Compte rendu exhaustif:
"1) Caisse des Ecoles : Madame Le Maire rappelle qu’il s’agit d’un établissement public, donc pas du ressort de l’assemblée municipale, cependant les rapports de la CDE sont à la disposition de M GILLIARD s’il le souhaite.
Monsieur GILLIARD fait constater que les questions posées sur la CDE restent encore à ce jour sans réponse, et rappelle qu’une 4ème question a été déposée sur le coût des fleurs.
Madame Le Maire rappelle q’il n’y a pas débat sur les questions orales en application du règlement intérieur, seule une question peut être posée.
Monsieur Gilliard rétorque que le Code des Collectivités Territoriales stipule que les Conseillers peuvent poser des questions orales et même si le nombre en est limité au règlement intérieur, Le Maire doit en accepter au moins 2 : soit 2 questions chacun au minimum.
Il termine en indiquant que sur ce point Madame Le Maire perdra au Tribunal Administratif.
Nos commentaires :
La question orale 1 portait sur la Caisse des Ecoles
Notre vous demandons de nous indiquer :
- pour quels emplois sont payés les deux salariés du compte 6411, l'un payé dans les 600 € par mois, l'autre 300 € par mois
- pourquoi dans le compte 6413 qui semble correspondre à des comptes de paie pour le CLSH (paies en avril juillet et septembre) y a-t-il un salarié payé 12 mois pour un montant de 200 € mensuels
- pourquoi n'avons-nous pas le détail des comptes demandés pour 2007
- pourquoi refusez-nous de nous laisser accéder aux registres de délibération et aux statuts de la Caisse des Ecoles.
La question orale 2 portait sur l’éclairage public
Il y a maintenant 7 ou 8 ans lors de la réfection de la voirie du moulin de tous vents, seul l'éclairage des rues principales a été refait car le budget pour les autres voies de la cité n'était pas prévu. Quand pensez vous avoir ledit budget sachant que par endroit on ne voit même pas où l'on pose les pieds ?

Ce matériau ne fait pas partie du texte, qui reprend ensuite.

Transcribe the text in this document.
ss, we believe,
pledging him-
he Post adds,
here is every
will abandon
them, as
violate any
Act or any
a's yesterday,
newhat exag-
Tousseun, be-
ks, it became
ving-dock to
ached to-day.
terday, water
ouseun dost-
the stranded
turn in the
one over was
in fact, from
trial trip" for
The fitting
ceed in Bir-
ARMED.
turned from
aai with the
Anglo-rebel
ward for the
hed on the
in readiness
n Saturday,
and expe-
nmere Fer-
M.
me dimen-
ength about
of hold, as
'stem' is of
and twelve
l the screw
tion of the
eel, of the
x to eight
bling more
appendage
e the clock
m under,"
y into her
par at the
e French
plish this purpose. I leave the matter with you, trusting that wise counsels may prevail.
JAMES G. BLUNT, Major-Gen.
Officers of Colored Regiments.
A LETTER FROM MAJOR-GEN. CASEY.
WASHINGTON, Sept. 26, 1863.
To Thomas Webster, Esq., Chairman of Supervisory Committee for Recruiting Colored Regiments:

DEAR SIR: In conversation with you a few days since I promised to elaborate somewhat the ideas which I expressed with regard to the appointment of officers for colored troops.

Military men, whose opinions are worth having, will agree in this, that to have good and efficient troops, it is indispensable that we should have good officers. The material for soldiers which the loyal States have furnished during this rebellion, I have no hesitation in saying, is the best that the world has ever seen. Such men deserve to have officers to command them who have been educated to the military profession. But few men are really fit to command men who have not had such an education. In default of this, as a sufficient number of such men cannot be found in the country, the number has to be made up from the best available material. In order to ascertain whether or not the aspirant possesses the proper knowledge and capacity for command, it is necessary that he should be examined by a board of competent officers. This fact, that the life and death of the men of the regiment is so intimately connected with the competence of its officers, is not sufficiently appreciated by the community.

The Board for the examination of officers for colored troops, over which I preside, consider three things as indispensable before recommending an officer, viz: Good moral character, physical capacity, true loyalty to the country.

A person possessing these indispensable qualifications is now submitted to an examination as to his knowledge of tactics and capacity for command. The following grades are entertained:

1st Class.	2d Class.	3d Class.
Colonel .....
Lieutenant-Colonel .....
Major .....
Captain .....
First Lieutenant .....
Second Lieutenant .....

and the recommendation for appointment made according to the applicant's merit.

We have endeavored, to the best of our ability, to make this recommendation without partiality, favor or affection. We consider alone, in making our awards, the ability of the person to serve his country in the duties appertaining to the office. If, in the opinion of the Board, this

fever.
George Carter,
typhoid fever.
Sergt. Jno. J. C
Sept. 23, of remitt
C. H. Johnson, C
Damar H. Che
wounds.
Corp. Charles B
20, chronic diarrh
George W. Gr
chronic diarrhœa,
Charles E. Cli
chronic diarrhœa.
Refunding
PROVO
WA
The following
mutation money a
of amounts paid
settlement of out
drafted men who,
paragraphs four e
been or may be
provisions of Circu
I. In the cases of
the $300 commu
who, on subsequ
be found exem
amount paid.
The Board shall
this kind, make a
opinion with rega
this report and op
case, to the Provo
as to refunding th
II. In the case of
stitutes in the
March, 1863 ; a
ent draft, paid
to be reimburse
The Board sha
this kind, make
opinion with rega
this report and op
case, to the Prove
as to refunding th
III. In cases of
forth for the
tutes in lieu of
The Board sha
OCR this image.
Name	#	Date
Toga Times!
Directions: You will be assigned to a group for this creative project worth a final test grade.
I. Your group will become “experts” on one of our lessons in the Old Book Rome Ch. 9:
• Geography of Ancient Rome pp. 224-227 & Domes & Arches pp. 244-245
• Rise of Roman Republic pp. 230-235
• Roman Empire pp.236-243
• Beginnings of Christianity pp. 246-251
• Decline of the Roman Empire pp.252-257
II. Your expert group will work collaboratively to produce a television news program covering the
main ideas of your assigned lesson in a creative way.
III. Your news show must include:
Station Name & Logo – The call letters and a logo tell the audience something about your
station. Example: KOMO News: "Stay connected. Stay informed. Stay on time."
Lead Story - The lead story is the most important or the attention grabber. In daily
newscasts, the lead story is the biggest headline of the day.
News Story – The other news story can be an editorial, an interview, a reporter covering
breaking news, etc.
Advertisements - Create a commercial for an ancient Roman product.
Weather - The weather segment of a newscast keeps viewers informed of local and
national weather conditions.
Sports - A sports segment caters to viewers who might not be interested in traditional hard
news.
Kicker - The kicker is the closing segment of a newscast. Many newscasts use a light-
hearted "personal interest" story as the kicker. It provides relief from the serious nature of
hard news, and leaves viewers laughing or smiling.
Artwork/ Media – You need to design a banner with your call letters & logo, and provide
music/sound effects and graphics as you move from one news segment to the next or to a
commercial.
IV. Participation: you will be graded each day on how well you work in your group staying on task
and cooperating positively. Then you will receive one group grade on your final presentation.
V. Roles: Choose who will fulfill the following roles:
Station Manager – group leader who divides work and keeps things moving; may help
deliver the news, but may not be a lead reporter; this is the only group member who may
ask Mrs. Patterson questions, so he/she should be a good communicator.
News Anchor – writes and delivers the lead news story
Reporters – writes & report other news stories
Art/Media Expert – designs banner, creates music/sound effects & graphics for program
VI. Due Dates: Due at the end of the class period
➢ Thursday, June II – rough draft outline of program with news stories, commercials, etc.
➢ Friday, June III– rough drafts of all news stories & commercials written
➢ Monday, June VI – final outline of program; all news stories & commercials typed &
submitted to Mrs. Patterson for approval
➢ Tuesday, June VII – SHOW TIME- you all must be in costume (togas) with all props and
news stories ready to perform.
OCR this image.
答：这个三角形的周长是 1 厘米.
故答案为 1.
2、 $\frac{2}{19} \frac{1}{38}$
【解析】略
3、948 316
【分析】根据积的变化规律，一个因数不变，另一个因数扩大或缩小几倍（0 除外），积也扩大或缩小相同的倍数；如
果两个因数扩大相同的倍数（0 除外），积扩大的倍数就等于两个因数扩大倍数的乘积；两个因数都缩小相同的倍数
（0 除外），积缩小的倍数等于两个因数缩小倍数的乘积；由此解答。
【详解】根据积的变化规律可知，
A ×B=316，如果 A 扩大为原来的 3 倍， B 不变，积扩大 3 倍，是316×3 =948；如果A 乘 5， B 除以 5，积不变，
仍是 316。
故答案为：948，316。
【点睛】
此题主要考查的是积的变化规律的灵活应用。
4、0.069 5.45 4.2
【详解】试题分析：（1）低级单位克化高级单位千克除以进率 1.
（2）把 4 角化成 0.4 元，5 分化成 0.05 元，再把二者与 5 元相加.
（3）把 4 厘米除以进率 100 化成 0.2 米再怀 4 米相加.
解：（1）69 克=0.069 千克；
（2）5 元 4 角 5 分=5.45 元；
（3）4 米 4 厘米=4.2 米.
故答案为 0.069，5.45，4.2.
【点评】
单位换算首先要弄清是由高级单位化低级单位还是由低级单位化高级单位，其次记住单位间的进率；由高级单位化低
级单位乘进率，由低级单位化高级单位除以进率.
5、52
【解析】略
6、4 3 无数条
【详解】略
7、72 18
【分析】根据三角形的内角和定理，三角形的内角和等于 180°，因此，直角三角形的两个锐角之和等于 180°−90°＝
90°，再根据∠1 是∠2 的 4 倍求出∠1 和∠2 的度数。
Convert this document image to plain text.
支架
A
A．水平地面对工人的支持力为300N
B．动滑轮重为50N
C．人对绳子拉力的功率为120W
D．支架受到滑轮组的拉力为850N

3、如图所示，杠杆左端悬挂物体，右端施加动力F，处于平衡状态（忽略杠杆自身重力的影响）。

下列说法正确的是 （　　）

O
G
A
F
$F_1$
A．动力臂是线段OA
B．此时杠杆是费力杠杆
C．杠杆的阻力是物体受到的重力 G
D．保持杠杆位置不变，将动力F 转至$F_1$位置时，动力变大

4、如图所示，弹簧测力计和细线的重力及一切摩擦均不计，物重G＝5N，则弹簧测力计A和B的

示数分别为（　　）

D'autre part, quand est il de l'éclairage du haut de la rue Gabriel péri et de la rue Pierre Mendés France qui ne fonctionne qu'un jour sur 2 ?
La question orale 3 portait sur la vidange des bassins de la Mairie
Par courriers du 27 mai 2007 puis à nouveau par courrier en date 24 août 2008, nous vous demandions pourquoi, le 14 mai 2008, lors de la vidange des bassins de la Mairie l'eau n'a pas été récupérée pour arroser les fleurs de Gauchy mais déversée sur la route, ce qui a d'ailleurs choqué nombreux habitants de Gauchy.
Nous vous rappelons que l'article 7 du règlement intérieur du Conseil Municipal, voté par votre majorité (règlement que non trouvons non conforme au CG des CT) stipule que : " Dans les autres cas les informations disponibles seront communiquées dans le mois suivant la demande "
Votre silence est au entrave à ce règlement et à notre droit à l'information : nous avons, Monsieur le Premier Adjoint, l'honneur de vous demander de répondre à la question.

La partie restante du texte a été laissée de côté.